Concern over John 16:27

My friend states the following in respect of Jn 16:27:

No, the Father himself loves you [his disciples] because you have loved me and have believed that I came from God."   By definition, the grounds on which the Father loved the disciples could never apply to unbelievers (at least as far as this verse is concerned).

Unfortunately, this is some bad logic and is a good example of things going wrong when quoting out of context. Let's look at the bigger context in John 16:

 

23  In that day you will no longer ask me anything. Very truly I tell you, my Father will give you whatever you ask in my name. 24  Until now you have not asked for anything in my name. Ask and you will receive, and your joy will be complete. 25  “Though I have been speaking figuratively, a time is coming when I will no longer use this kind of language but will tell you plainly about my Father. 26  In that day you will ask in my name. I am not saying that I will ask the Father on your behalf. 27  No, the Father himself loves you because you have loved me and have believed that I came from God.

 

The context clearly shows that Jesus is teaching his disciples (yes, believers) that their relationship with God in the days to come will mean they can ask the Father things and expect Him to answer because they ask in his (Jesus') name. It is all about bringing reassurance to the disciples, NOT prescribing who or who not the Father will love. When he says, “the Father himself loves you,” in v.27, he is implying, “because the Father himself loves you, because you have come into this relationship with Him through believing in me, this is why He will be answering you and doing what you ask.”

 

It is the logic of the relationship: you believe in me – you have come into relationship with Him – you ask Him for things – He loves you and so He answers because of your relationship with me.

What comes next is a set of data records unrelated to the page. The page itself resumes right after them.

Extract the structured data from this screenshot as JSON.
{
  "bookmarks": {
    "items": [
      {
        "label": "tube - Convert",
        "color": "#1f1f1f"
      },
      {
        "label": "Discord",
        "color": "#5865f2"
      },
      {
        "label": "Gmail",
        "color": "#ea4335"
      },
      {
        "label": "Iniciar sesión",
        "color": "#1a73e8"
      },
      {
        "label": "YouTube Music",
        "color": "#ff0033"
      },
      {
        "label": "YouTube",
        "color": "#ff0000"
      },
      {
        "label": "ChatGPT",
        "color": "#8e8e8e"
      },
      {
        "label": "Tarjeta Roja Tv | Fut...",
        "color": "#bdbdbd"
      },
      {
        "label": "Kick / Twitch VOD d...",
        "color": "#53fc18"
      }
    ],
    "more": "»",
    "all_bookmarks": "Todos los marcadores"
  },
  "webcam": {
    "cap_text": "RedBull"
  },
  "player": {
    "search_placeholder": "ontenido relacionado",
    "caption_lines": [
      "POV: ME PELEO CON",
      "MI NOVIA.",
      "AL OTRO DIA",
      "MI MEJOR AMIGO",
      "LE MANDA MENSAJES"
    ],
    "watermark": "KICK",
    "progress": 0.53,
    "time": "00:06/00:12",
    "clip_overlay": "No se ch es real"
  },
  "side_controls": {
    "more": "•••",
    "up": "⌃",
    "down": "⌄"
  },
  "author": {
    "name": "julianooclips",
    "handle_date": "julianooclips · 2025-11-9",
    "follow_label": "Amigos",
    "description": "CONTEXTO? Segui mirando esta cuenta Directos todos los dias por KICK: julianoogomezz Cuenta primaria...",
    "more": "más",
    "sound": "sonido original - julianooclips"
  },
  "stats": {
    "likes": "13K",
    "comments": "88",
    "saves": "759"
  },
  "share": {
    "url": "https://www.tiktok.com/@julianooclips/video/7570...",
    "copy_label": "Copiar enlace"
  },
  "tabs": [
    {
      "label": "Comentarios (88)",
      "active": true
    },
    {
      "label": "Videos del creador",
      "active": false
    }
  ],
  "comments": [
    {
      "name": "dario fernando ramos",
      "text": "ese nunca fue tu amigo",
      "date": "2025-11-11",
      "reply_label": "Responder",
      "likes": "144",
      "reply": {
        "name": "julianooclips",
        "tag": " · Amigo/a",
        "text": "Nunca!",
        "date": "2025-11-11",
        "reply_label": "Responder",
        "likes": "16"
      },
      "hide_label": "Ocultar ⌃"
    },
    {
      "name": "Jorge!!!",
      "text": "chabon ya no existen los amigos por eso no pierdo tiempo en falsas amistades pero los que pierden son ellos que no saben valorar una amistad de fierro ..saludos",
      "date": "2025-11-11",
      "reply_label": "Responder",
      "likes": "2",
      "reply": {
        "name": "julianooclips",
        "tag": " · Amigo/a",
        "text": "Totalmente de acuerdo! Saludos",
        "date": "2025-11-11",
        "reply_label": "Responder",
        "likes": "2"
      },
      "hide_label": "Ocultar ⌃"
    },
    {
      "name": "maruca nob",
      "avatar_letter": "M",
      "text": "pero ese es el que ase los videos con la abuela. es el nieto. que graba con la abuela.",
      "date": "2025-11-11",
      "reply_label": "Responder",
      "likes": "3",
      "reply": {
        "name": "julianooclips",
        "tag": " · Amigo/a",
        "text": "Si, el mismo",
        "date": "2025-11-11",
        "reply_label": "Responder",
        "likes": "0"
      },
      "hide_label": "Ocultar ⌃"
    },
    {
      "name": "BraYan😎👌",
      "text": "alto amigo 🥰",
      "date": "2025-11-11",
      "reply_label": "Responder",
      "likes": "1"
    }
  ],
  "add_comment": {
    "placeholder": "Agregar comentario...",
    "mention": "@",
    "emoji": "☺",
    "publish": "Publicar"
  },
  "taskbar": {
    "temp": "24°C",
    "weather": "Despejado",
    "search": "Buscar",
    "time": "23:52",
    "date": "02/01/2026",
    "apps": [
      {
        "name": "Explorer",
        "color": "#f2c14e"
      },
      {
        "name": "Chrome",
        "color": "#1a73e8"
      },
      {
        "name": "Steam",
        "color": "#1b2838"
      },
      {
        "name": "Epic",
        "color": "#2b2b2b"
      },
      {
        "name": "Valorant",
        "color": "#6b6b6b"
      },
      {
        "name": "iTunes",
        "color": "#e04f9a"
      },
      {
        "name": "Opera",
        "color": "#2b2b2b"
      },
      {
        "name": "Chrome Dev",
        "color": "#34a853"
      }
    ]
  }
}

His point is NOT to say God only loves people who have a relationship with Jesus. The emphasis is on encouraging these disciples.

 

Queries about John 3:16

My friend comments on Jn 3:16 as follows (May I break it up with bullet points to clarify the different points he makes):

 

“Just a comment on John 3:16. 

•  Most translations say "God so loved the world that ..."   This is misleading because it does not mean that "God loved the world so much that ...".  

•  The word "so" here doesn't qualify the word ‘loved' at all (in the original). 

•  Rather it is used to refer back to what was said in verse 15 and means "in the same way". 

•  In fact, verse 15 also uses the word "so" and there too it means "in the same way". 

•  Verse 15 says, "Just as Moses lifted up the snake in the desert, so the Son of Man must be lifted up, that everyone who believes in him may have eternal life."  

•  When Jesus said "so" in verse 16, He was saying that, in the same way that has just been described (so), God loved the world and gave His only son so that whoever believes in Him shall not perish but have eternal life. 

•  Thus the love of God for the "world" (the word in Greek is kosmos , which means the created order, not normally the people within it) is a saving love (agapeo).”

Let's make some comments about what he says above:

 

•  The parallelism of the snake and Jesus is already made in verse 15 therefore John did not need to repeat it in verse 16. My understanding of the original is, “For so God loved…”, a style of writing used by John.
•  A study of virtually every modern (and not so modern) translation and of all the main paraphrase versions hold to the “God so loved the world,” approach and one wonders how one can change it in the face of such varied and extensive scholarship over such a long period.
•  The ‘love' word is the agapeo word and even if we took the ‘so' out of the equation we still have God's "selfless, sacrificial, unrestricted good will towards all others" before us.
•  The ‘world' word kosmos is said by my friend to mean the created order not normally people within it, but that is a personal interpretation. It is also illogical, we would suggest, to speak in one breath either side of this phrase of God sending His Son to die, to then apply his death to a physical planet.
•  Robertson in his ‘Word Pictures of the New Testament', along with a number of other key evangelical scholars, suggests it means “The whole cosmos of men, including Gentiles, the whole human race,” and reminds us of Rom 5:8, God demonstrates his own love for us in this: While we were still sinners, Christ died for us.”
•  (Whatever that “while we were still sinners” means chronologically, it certainly indicates a God who loves sinners before they are saved. Yes, it may be argued that that is ‘saving love' but we will never know who that includes until the end of the world and every saved person has been revealed. See our arguments shortly.
•  The death of Christ, as an expression of God's love, for the salvation of sinners, has been at the heart of the Gospel for two thousand years and it is a courageous or unwise man who would fly in the face of the scholarship of that period of time.
•  We say again, that last verse highlights perhaps more than any other that God loved us while we were sinners.